On Mon, 13 Mar 2023 at 08:03, rmluglist2--- via Hampshire <
hampshire@???> wrote:
> Hi all
>
>
>
> I have an Ubuntu box which is on 24/7/365. It has ufw running allowing
> nothing from outside my lan.
>
>
>
> A couple of times recently, I’ve come in to find the machine locked up
> with a lot of disk access (it can be ping’d but I can’t ssh into it and it
> doesn’t respond to mouse or keyboard on the console – only power cycling
> brings it back). As I say, this has now happened twice in the last 3-4
> nights.
>
>
>
> I have seen this behaviour sometimes.
By default Linux can block all interactive conversations when using high
disk access
High disk access can be caused by a number of things:
1) some app actually needs the disk
2) Faults on the disk, causing many retries.
3) Swap file access
After a reboot, you can look for faults on the disk with "smartctl -a
/dev/sda" and see if there are any log messages there about failed sectors,
or sector reallocation counts increasing etc.
If an app needs the disk, it is probably something kicked off by cron.
You can force these apps to use a lower priority for io with "ionice"
Google ionice for suitable ways to run it.
But, I think a good diagnosis is probably to disable cron altogether for
say a week, and see if the problem disappears.
Then at least you will then know that cron and the apps it runs are the
problem.
Another possible cause, is an app causing it to run low on memory that
results in unpredictable behaviour when memory allocation fails, and it
seems a lot of programs don't behave well when that happens.

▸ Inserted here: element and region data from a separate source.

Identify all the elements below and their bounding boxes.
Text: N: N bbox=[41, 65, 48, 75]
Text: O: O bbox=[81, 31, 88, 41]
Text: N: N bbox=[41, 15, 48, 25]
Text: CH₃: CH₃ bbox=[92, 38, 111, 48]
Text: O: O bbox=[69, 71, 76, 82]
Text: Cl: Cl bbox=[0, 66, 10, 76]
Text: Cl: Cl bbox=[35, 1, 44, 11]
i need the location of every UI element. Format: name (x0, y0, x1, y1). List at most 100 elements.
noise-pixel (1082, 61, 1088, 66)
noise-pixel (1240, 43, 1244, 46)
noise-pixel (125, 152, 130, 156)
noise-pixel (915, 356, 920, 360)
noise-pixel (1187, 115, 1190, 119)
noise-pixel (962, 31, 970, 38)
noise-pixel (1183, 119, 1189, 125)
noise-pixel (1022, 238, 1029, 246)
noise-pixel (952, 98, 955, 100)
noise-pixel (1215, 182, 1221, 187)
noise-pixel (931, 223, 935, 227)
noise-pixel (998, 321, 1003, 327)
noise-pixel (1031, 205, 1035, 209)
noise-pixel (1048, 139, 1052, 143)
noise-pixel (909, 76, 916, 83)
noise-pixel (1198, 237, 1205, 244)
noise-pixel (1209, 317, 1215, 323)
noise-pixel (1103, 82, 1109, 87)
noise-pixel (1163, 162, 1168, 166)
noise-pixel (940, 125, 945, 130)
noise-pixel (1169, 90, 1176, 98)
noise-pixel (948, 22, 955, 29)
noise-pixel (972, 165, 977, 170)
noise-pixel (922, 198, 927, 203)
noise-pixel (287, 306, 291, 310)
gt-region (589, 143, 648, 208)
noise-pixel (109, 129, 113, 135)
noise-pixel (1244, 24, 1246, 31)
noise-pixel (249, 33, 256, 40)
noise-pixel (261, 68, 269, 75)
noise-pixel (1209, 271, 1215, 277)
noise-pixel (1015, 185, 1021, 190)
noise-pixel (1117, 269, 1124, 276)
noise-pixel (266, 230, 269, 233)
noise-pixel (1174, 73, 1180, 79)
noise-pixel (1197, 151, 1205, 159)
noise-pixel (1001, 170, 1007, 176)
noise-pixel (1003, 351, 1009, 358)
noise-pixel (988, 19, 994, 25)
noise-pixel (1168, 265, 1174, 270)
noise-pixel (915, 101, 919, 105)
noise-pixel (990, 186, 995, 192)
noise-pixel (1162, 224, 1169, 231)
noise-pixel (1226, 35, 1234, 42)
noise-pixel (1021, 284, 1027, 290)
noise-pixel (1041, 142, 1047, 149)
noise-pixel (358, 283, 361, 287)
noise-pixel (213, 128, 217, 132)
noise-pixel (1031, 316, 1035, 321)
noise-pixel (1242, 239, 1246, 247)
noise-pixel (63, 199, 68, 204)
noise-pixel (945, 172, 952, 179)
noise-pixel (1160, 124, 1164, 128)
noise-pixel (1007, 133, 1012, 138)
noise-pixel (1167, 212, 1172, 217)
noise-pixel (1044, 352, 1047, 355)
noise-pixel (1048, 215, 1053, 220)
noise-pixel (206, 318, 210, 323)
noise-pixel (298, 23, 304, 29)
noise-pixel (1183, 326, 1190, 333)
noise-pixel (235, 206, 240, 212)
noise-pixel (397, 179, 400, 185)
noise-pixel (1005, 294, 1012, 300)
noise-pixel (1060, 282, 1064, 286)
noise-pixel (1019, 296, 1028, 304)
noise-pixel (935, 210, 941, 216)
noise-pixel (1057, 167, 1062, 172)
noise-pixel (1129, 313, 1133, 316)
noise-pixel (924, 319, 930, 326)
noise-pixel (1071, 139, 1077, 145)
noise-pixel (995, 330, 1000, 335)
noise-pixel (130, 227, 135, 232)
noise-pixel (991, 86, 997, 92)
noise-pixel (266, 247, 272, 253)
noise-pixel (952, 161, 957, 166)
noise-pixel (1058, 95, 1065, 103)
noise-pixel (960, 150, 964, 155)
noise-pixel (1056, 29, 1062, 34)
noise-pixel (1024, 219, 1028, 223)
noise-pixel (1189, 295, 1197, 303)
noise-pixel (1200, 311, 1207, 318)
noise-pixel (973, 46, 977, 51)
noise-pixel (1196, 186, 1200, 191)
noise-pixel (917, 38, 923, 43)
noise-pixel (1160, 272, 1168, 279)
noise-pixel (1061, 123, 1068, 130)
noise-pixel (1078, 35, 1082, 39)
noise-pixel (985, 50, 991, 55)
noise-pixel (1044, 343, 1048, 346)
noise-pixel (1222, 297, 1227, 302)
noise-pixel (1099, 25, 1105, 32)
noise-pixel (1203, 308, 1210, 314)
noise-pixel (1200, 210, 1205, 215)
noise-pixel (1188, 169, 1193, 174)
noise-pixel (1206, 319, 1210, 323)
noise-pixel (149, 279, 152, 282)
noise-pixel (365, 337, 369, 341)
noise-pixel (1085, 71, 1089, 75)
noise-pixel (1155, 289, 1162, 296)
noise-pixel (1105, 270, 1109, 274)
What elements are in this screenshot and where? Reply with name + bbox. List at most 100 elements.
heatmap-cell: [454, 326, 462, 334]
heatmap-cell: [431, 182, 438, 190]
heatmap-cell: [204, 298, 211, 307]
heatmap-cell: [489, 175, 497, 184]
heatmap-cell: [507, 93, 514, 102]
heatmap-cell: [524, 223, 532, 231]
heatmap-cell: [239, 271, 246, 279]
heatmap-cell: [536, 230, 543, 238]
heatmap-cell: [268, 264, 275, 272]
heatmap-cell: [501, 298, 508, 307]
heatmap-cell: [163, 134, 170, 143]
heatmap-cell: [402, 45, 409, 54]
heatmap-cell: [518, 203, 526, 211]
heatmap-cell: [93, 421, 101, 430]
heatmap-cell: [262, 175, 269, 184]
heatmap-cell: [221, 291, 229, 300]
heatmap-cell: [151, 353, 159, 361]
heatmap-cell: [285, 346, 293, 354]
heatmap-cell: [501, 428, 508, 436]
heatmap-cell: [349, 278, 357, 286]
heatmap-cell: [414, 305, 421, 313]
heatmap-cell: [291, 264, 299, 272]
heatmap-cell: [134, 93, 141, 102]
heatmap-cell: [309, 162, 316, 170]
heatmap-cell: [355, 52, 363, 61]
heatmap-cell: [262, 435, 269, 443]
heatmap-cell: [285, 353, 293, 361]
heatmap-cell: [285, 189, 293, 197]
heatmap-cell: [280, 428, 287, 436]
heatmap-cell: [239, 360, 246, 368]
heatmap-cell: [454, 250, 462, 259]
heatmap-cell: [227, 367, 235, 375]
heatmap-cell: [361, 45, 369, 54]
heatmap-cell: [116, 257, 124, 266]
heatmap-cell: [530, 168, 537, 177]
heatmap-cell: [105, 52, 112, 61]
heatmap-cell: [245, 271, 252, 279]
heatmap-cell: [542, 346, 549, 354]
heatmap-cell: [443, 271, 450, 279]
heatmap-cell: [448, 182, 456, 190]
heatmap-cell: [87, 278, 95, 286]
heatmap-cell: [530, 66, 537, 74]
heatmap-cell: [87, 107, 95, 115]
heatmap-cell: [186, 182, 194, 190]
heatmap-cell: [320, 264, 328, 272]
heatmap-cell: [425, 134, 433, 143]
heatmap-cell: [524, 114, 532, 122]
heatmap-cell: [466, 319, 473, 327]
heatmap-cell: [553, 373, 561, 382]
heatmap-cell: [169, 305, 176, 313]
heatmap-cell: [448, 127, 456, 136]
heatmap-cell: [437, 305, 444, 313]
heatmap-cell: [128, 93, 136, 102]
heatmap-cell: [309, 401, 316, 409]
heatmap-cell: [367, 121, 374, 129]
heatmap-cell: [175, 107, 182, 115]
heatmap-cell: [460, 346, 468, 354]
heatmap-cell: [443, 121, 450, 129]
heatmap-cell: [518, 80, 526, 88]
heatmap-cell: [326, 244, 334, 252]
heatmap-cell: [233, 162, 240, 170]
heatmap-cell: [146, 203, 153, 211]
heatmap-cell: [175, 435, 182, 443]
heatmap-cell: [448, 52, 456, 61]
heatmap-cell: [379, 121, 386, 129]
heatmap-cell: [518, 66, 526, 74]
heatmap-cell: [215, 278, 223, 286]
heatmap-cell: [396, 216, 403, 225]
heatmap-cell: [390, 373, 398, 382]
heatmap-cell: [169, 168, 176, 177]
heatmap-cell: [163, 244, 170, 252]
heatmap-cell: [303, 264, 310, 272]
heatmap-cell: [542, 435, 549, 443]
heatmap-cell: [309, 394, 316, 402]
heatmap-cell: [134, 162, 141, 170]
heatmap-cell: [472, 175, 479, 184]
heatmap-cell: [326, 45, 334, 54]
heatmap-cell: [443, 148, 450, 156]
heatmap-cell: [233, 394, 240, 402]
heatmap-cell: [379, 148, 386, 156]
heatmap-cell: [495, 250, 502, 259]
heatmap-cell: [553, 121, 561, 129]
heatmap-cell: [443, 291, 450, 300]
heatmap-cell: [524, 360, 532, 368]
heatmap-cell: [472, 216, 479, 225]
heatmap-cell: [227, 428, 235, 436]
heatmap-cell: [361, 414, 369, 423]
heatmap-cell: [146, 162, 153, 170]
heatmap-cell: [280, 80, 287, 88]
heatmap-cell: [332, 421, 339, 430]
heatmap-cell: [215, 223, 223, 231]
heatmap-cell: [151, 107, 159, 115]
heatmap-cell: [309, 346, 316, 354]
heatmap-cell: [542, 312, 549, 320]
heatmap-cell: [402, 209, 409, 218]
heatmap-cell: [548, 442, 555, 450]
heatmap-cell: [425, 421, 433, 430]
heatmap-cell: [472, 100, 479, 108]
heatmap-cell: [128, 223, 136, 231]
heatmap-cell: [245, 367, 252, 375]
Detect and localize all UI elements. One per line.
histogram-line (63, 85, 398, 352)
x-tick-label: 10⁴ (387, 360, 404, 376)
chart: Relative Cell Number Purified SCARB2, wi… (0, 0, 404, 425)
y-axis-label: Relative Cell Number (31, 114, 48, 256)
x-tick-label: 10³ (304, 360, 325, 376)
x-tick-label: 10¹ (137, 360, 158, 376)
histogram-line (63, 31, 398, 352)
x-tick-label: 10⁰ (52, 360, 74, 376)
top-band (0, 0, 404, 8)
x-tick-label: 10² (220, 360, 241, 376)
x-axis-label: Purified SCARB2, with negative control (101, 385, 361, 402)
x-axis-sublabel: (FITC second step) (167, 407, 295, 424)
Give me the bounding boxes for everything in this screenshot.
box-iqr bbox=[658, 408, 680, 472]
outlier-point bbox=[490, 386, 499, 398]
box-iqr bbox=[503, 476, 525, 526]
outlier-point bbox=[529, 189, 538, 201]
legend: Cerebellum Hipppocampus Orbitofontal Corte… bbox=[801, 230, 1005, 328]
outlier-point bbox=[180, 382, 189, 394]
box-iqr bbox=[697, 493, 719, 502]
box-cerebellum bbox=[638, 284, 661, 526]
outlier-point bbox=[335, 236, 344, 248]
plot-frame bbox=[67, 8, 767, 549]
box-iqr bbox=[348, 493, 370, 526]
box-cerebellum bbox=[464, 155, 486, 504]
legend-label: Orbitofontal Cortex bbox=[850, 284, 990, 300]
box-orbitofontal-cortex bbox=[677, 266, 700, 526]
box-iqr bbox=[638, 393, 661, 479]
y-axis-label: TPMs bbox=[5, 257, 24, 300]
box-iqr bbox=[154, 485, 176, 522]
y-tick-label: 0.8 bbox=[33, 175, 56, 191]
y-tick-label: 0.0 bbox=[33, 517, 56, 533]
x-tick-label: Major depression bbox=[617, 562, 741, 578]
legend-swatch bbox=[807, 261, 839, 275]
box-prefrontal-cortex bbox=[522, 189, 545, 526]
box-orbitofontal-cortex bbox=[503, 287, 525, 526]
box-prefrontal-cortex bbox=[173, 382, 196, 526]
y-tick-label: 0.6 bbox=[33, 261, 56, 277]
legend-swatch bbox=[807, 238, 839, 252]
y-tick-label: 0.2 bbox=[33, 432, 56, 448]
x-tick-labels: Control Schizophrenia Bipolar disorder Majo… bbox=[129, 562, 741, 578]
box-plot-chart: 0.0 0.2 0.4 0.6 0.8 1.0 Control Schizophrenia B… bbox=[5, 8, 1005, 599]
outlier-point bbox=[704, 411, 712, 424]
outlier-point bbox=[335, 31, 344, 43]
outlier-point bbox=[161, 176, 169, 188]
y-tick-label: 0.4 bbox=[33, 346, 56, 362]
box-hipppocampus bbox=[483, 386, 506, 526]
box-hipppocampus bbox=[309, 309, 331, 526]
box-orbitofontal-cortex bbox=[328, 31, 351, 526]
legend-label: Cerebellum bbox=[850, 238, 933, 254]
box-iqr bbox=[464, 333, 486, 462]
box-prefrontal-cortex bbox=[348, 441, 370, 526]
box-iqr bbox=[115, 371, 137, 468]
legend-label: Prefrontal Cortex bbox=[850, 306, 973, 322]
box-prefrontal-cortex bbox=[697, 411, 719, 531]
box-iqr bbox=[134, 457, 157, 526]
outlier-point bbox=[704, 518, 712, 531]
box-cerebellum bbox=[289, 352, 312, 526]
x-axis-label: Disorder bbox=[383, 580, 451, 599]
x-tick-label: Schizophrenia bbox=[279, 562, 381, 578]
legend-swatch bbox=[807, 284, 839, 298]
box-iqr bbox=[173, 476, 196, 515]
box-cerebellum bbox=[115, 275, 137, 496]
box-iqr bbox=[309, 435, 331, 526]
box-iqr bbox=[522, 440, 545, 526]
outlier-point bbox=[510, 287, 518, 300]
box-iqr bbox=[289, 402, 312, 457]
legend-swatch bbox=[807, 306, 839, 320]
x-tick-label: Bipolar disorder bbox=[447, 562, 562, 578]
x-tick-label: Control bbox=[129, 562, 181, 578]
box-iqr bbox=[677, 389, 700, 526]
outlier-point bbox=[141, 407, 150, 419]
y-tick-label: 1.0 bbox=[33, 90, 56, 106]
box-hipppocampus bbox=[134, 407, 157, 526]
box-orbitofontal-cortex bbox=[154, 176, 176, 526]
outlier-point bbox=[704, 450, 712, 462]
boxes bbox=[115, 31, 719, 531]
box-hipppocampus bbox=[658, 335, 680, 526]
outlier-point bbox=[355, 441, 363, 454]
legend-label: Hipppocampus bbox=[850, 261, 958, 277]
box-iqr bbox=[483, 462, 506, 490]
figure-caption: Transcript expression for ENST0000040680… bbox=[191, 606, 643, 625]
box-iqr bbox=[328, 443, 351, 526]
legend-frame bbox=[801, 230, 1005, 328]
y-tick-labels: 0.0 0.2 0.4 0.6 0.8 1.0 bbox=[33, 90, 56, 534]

This might
also cause excessive swap file access.
These are all problems that are difficult to diagnose while they are
happening, so the trick is to set up monitoring to watch for each of the
cases.
E.g. take metrics of free RAM and when the fault happens, you can look at
the metrics graph, to see if that is the problem etc.
take metrics of the disk access on a per app basis.
Normally the lock up will not be immediate, it will get slow first and then
eventually lock up. So at least some metrics are written before the lock up.